Samil Lagoon | North Korea Travel Guide
Samil Lagoon is a lagoon in the Mt. Kumgang mountain range.
The name means ‘3 days’, as it is said that a king visited for a day and was so taken that he stayed a whole 3 days instead, barely able to pull himself away from the grandeur of the views he experienced in this place. You will likely make it for an hour or two but not everyone has the time that kings enjoy, and besides you will get more photos than he did so you’ll have more to look back on afterwards!
Considered to be the most stunning of all the multiple mountain ranges in Korea, Kumgangsan (Mt. Kumgang; the Diamond Mountains) sit on the east coast of the peninsular right next to the de facto border with South Korea.
From 2002 until 2008 a chunk of this range was used as a tourist resort for South Korean visitors, with hundreds of thousands of people making the journey to take hikes, stay in some of the various hotels (mostly built by South Korean companies), visit the small shopping street and circus, it was a unique time and place but sadly this all came to an end in the tragic shooting of an apparently-trespassing visitor late at night by a KPA soldier.
The zone closed, was nationalised by the DPRK, and reopened to visitors from the northern side in 2010 (Koryo Tours were the very first visitors at that time).
Sadly the numbers of folks making their way here is but a tiny fraction of those who came in the glory days, but there is always hope that some kind of inter-Korean rapprochement may lead to the reopening of this area and increase interaction between Koreans of all kinds – until then this place remains very quiet and a serene area well worth the journey for anyone who likes a bit of nature, hiking, or just a long journey across the DPRK.
A long journey it is; Mt. Kumgang is at least 6 hours by road from Pyongyang.
First you drive to Wonsan, then south down to this mountain area, pass the checkpoints and then you’re in!
There are a couple of small villages but mostly it is a semi-used complex of formerly South Korean hotels, and some amazing scenery, enhanced (some may say marred, but let’s be gracious!) by propaganda slogans carved into the ancient rocks lauding the DPRK’s leaders and stating the unique beauty of the area (which is, of course, self-evident, making some of these slogans perhaps surplus to requirements)
Samil Lagoon is located in the Mt. Kumgang area, just at the foot of the range as it comes down to meet the East Sea (AKA the Sea of Japan).
Samil Lagoon is around 6km in circumference and is an exceptionally scenic place.
A gentle walk through the trees brings one to the rocky outcrops that lead down to the body of water itself, there are protruding rocks in that style particular to the region, pavilions, a small restaurant that is occasionally open, islands in the water, and innumerable excellent photo opportunities.

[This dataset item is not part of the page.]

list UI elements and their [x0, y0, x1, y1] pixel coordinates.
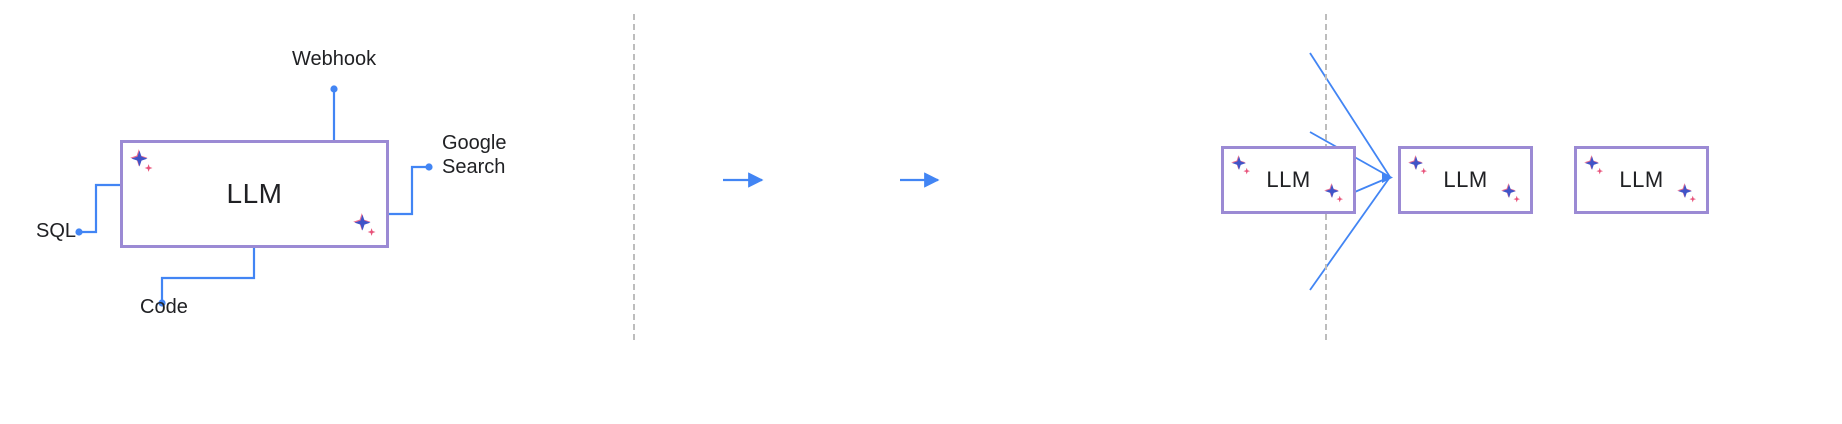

In the water you will see a red buoy, this is here to mark the spot where Kim Jong Suk, the wife of Kim Il Sung, famed guerilla fighter and crack shot, demonstrated her marksmanship by shooting at a target in this location.
Any tourists will be told here that swimming is forbidden, and the water is deep, up to 13m they say, but being a lagoon, it is not tidal and there are no waves. Locals swim in it and the ban on foreigners doing so is mostly out of fear that in water things can go wrong quickly, if you are politely convincing then your guides may well look the other way while you take a short dip, but don’t swim to the buoy, that’s a marker for a feat of one of the notables personages of the DPRK, not something for you to swim out to!

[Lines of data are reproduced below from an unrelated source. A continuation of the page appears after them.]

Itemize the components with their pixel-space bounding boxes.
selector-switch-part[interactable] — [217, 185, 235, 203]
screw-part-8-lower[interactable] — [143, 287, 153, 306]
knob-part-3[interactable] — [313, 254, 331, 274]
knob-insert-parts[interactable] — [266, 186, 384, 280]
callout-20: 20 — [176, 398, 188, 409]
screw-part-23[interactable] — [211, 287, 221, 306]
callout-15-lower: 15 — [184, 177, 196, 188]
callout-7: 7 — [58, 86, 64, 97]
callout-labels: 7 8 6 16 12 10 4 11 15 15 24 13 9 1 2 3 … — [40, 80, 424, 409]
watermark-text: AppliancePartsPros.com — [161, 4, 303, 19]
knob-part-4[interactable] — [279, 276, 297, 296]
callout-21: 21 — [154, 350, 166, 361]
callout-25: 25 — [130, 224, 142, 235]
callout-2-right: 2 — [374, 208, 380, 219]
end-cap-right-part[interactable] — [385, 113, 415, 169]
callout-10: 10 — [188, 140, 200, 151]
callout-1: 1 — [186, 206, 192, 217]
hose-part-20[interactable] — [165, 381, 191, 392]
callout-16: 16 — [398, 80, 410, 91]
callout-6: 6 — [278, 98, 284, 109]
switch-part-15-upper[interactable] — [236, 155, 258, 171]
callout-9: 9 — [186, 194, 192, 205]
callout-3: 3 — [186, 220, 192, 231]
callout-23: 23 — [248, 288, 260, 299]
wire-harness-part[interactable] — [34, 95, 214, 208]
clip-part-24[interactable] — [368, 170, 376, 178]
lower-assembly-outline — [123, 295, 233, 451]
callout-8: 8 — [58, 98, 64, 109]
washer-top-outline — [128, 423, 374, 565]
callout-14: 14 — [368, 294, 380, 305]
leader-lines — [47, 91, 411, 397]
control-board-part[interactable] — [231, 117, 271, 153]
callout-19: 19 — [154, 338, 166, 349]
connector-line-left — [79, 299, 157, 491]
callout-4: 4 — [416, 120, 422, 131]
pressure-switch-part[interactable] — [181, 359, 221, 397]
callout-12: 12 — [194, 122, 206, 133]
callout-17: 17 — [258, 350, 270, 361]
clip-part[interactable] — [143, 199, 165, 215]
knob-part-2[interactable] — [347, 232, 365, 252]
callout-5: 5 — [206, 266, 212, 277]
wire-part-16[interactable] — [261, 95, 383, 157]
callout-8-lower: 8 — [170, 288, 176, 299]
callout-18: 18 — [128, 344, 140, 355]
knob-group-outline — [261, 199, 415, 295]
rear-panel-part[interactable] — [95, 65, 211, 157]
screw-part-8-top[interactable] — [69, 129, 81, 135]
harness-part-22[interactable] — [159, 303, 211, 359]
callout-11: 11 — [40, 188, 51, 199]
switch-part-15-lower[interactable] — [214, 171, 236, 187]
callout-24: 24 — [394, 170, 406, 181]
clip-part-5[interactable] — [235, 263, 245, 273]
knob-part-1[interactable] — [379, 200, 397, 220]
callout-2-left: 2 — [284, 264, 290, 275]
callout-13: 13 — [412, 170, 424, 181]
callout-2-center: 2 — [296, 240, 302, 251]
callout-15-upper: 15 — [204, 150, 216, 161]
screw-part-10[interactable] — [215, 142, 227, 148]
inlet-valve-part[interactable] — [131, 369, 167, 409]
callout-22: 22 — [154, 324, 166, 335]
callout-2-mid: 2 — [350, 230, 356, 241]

While most visitors to Mt. Kumgang will come for the more intense and precipitous hiking offered by the mountains themselves it is worth making a side trip to Samil Lagoon for a lighter walk around a real world-class beauty spot, come while it is still barely-visited, as this is the kind of place that really deserves to be seen and experienced by many more people – it can be all yours for the time being!